I've gotten to the point where I can 'sense' certain days and situations when she just wants to leave and disappear. Really, she ALWAYS wants to disappear from her feelings, that's the gist of BPD, but I can sense when she's actually going to leave for the night.  And it usually is preceded by a huge rage against me ... sometimes out of nowhere, even if I'm asleep and not fighting back.  She will literally wake me up to yell at me and declare that she is leaving because of me.  I want to tell her "you can just leave and let me sleep" - we both know you're leaving anyway once you start this particular kind of rage.

Basically 1) she wants to leave to avoid 'things' but 2) she intuitively feels sort of guilty, or knows it's not reasonable behavior, so 3) she starts something to blame me for her leaving.

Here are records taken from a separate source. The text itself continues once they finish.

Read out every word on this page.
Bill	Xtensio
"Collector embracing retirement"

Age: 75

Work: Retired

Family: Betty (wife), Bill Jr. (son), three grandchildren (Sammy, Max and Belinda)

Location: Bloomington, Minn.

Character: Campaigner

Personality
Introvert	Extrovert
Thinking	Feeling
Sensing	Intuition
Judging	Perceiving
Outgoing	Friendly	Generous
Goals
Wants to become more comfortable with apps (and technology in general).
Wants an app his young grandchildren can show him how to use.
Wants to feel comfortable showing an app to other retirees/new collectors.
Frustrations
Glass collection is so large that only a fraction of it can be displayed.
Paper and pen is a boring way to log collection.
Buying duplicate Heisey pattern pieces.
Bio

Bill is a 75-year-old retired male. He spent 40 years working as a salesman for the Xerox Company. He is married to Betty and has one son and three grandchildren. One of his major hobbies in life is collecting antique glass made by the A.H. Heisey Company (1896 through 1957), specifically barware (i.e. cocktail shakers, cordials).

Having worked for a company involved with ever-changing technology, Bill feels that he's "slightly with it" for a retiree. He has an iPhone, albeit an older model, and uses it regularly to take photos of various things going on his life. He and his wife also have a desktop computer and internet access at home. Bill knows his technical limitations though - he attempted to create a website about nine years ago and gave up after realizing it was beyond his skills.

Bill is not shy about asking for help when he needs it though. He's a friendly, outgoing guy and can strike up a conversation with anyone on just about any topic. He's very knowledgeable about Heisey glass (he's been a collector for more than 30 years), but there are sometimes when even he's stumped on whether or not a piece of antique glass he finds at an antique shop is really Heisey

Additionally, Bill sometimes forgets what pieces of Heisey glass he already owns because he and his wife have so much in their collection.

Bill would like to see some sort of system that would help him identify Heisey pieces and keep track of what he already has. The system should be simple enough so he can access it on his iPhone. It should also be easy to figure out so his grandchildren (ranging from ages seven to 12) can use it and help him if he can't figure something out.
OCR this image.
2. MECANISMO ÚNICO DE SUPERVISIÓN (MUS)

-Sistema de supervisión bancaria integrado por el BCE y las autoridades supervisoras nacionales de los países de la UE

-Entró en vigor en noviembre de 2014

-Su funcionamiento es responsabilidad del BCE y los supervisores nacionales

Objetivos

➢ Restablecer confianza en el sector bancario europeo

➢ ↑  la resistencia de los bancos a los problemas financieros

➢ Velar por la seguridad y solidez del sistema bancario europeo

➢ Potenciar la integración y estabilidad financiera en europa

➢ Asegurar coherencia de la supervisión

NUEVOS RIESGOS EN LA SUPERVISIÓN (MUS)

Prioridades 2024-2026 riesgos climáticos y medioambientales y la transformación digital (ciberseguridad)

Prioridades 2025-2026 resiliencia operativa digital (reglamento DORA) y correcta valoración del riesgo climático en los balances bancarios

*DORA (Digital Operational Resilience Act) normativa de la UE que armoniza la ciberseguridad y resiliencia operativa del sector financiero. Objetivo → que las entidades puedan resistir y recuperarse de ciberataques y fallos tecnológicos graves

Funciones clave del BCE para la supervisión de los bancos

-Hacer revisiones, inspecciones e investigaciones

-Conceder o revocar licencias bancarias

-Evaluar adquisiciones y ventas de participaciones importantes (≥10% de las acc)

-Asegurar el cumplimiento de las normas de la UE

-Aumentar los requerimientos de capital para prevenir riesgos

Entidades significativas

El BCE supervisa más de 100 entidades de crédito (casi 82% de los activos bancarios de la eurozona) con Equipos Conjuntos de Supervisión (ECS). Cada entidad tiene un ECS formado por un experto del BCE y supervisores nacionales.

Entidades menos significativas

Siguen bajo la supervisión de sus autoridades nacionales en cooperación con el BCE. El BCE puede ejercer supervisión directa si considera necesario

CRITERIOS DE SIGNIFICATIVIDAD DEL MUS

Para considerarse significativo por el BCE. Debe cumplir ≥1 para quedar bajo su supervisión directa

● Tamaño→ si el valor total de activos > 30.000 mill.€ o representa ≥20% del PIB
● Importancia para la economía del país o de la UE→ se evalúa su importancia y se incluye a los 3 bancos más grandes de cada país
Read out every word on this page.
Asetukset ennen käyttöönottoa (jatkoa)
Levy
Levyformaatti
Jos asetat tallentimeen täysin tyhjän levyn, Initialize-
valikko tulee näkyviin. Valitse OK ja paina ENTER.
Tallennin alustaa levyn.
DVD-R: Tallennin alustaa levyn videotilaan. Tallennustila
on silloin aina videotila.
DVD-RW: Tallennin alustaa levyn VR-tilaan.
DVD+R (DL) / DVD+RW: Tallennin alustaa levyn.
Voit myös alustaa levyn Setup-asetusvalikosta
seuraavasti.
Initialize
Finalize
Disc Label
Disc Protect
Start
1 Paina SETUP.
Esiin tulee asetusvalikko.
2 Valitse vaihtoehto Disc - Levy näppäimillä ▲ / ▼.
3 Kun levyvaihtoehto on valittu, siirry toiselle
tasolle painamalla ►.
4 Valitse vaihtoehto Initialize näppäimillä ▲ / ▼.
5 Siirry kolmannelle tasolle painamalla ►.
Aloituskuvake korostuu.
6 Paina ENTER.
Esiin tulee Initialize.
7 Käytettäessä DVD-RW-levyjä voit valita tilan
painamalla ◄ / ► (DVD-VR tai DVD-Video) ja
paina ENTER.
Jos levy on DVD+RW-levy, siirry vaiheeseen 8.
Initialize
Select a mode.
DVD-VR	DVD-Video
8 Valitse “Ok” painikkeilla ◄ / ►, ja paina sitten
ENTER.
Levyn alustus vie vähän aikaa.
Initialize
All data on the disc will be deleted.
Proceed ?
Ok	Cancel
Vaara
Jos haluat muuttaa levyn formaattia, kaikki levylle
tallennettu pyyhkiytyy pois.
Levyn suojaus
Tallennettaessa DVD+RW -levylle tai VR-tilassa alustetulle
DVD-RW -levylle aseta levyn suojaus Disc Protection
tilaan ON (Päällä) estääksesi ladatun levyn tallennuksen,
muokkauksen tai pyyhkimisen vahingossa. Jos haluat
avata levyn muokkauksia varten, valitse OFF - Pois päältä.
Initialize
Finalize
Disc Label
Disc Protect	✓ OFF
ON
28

In this case, I'm pretty certain she's not cheating (although she has in the past).  She usually stays with her ex-boyfriend, whom I know on a cordial basis.  I honestly don't think he wants to be dealing with her showing up at his house at all hours of the night.  This is triangulation.  Sometimes she stays with a friend.  Often it's because she's drinking, and feels guilty about THAT, and doesn't want me to see that, so she rages, and feels guilty about THAT, and then disappears while blaming me, and that satisfies all her guilt.

But my point at the beginning of the post is that I can often see it coming now, and I just step out of the way and let her go, because that's what she wants to do anyway and I'm not changing that.  I'm talking about like earlier in the day, if it's shaping up to be a day where she doesn't have to work tomorrow, but has some stresses at home, like errands to run or her own laundry to do, I can tell she's looking for a way to avoid those stresses/responsibilities. And sure enough, the "rage and disappear" happens in the evening.  Then she returns the next day (or two) and still hasn't solved her problems, but is more calm.  It sometimes feels like living with a teenager - it's not a great relationship dynamic!  Still working on it, and maybe one day I'll walk away.  But this is how I'm managing the chaos at the moment.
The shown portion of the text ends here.